Well, the project has just crumpled. That is to say, the social movements were not able to bridge their differences and come to an accord. The results are that a half hearted effort to support the Garcia Linera/Evo formula has been agreed upon. Half hearted because from the two most important groups in El Alto, FEJUVE (Neighborhood Juntas Federation) and COR (Worker's Regional Union), only FEJUVE decided to continue supporting MAS. That is, if every thing goes as planned.

The members of COR decided, on its Friday's assembly, that they wanted to stay independent of political parties and therefore not officially support MAS in the next elections. I think this decision makes sense precisely because COR is a worker's union. Had they become involved with MAS, they would just be another political party. Would they be able to fight against the government without biting themselves on the tail? I don't think so.

As for the support of FEJUVE, it is conditioned to two things. First, in exchange for support, FEJUVE gets the four nominations for uninominal (directly elected deputies) deputies. And second, the president of FEJUVE, Abel Mamani, gets to run for the prefecture of La Paz under the MAS formula. However, this is not 100% secured. MAS, as FEJUVE, is composed of many smaller organizations, which are denominated bases or bases. These bases are questioning the deals MAS made with FEJUVE. They feel they also have to get some participants as candidates.

The thing gets more complicated when the gremiales (informal and formal small vendors) or the student unions are taken into account. El Alto is not an easy place to discern politically. There are too many interests and too many groups and too many differences among them to call them a cohesive group.

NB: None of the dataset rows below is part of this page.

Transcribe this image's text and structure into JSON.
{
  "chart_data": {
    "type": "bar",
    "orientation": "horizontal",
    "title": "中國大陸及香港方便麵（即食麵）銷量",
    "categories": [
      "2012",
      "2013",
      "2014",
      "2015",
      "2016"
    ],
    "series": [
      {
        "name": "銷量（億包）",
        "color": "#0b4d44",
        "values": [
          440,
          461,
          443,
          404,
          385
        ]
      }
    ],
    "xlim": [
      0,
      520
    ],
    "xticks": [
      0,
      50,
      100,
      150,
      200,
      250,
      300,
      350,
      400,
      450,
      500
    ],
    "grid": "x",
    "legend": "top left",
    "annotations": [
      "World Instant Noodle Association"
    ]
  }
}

As a result, what I called the Garcia Linera project, has definitely disintegrated. Now it is up to MAS to keep this lefty "mass" together before more pieces start to fall apart. And I am not even mentioning the supposed gain on the middle-class voters Garcia Linera's candidacy was going to bring.

The big questions are: Will the Bolivian left be able to get its act together for December? Is there a Bolivian left, per se? Where are Izquierda Unida, Partido Cominista and Partido Socialista?

Prediction: There is one prediction I am voluteering to make in regards to the outcomes from all these alliances. ASSUMING, FEJUVE and other social movements alike, end up supporting MAS and also ASSUMING MAS, as is expected, gains seats in Congress, then I think it is reasonable to expect that the participating organizations will be quieter and will not engage in protests as much. That concretly means that if FEJUVE becomes part of the system by having leaders as congressmen, they will be less likely to stage as disrupting protests as they are accustomed to. In other words, they will become more or less irrelevant. Much like the once powerful CSUTCB (Only Peasant's Union of Bolivia).